Every time a new long context model is released, some people predict it will be the end of RAG pipelines. I don’t think that’s going to happen. This whole discussion should be a blog post of its own, so I’m not going into depth here and saving the discussion for another one. Let me just say that I don’t think it’s one or the other. They are complements. Instead, we will probably be using long context models together with RAG pipelines.
Also, having a database in applications is not a new concept. The term ‘RAG,’ which refers to retrieving information from a knowledge source to enhance an LLM’s output, has faced criticism. Some argue it’s merely a rebranding of techniques long used in other fields, such as software engineering. While I think we will probably part from the term in the long run, the technique is here to stay.

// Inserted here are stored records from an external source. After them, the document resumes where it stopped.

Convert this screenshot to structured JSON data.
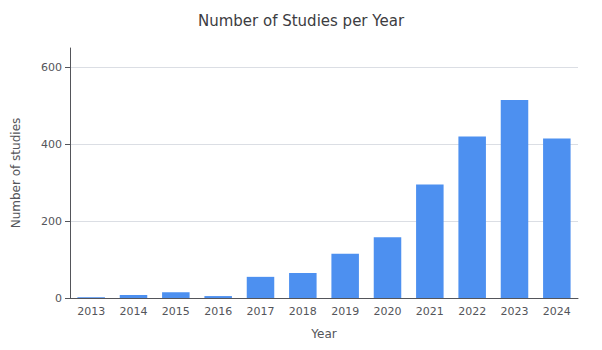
{
  "chart_data": {
    "type": "bar",
    "title": "Number of Studies per Year",
    "xlabel": "Year",
    "ylabel": "Number of studies",
    "categories": [
      "2013",
      "2014",
      "2015",
      "2016",
      "2017",
      "2018",
      "2019",
      "2020",
      "2021",
      "2022",
      "2023",
      "2024"
    ],
    "values": [
      2,
      8,
      15,
      5,
      55,
      65,
      115,
      158,
      295,
      420,
      515,
      415
    ],
    "color": "#4D90F0",
    "ylim": [
      0,
      650
    ],
    "yticks": [
      0,
      200,
      400,
      600
    ],
    "grid": true
  }
}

Despite predictions of RAG’s demise, retrieval remains a cornerstone of AI pipelines. While I may be biased by my work in retrieval, it felt like this topic became more mainstream in AI this year. It started with many discussions around keyword search (BM25) as a baseline for RAG pipelines. It then evolved into a larger discussion around dense retrieval models, such as ColBERT or ColPali.
Knowledge graphs
I completely missed this topic because I’m not too familiar with it. Knowledge graphs in RAG systems (e.g., Graph RAG) were another big topic. Since all I can say about knowledge graphs at this moment is that they seem to be a powerful external knowledge source, I will keep this section short.